Hintergrund

«Borderlands 4» ist repetitiv, bietet kaum Innovation, aber die Beutegier lockt noch immer

Statt auf Innovation setzt «Borderlands 4» auf bewährte Kost mit kleinen Verbesserungen. Die Vault Hunter sind deutlich agiler, die Welt ist grösser und die Sucht nach neuen Waffen ist schnell geweckt.

Das Erfolgsrezept von «Borderlands» besteht aus Abermillionen Waffen und einer grossen Portion Humor. Letzterer fiel im letzten Teil deutlich ab. Die Memeification war vielen eingefleischten Fans schlicht zu dumm – mich eingeschlossen. Es war der erste Teil, den ich nicht zu Ende gespielt habe.

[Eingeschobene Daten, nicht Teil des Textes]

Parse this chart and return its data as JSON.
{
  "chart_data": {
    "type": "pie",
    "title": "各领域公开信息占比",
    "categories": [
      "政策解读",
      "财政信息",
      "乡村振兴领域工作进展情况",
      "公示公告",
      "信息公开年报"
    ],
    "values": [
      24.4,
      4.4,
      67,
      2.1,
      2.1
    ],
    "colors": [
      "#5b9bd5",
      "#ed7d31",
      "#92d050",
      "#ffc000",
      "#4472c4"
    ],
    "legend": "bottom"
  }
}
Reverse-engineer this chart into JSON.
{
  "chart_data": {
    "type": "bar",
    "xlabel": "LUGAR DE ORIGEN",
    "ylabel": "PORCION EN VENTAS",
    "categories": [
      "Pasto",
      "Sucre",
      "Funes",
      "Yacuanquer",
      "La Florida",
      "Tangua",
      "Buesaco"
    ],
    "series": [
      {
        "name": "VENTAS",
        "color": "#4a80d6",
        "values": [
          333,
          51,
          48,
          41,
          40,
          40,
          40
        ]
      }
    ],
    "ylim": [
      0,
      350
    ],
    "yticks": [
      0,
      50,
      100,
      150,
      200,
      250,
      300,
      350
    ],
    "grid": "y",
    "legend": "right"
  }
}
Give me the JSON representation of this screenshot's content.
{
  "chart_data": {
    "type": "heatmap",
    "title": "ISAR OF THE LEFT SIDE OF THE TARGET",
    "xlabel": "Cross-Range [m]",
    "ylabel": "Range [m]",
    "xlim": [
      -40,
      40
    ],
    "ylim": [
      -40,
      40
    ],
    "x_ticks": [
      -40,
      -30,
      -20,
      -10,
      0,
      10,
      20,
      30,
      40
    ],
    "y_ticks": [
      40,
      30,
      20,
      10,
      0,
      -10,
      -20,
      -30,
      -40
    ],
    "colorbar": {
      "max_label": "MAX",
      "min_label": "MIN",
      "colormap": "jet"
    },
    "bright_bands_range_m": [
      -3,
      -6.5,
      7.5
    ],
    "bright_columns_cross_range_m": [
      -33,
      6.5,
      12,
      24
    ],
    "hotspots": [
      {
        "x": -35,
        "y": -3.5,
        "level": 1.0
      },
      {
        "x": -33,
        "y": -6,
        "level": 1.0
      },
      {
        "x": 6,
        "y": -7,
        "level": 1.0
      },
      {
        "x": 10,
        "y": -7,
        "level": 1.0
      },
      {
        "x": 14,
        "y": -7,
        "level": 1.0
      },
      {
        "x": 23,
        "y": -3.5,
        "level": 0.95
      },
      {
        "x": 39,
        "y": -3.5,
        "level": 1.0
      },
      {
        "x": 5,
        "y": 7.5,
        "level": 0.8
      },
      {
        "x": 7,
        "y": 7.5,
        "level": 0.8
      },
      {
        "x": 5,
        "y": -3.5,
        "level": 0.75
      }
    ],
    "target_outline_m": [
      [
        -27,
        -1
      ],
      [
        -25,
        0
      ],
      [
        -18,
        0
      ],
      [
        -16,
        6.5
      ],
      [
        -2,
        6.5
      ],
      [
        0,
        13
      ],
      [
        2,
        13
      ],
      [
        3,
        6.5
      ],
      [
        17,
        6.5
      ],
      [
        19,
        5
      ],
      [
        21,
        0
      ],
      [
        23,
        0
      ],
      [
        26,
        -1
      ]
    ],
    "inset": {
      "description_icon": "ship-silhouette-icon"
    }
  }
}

Mit «Borderlands 4» will Studio Gearbox alles besser machen. Statt der nervtötenden Streamer-Zwillinge Troy und Tyreen wartet mit dem Zeitwächter wieder ein klassischer Bösewichte darauf, zur Strecke gebracht zu werden. Der Zeitwächter ist der tyrannische Chef des Planeten Kairos, dessen Bevölkerung er per Gedankenkontrolle unterjocht. Dieses Schicksal blüht auch mir, einem Vault Hunter – auf Deutsch sinnfrei mit «Kammerjäger» übersetzt – nachdem meine Figur auf dem Planeten abstürzt.

Als Dankeschön bekomme ich ein Implantat verpasst, das dem Zeitwächter die Kontrolle über mich gibt. Bevor er mich zu seinem Vasallen machen kann, werde ich von einer Rebellengruppe gerettet und damit beginnt das Abenteuer.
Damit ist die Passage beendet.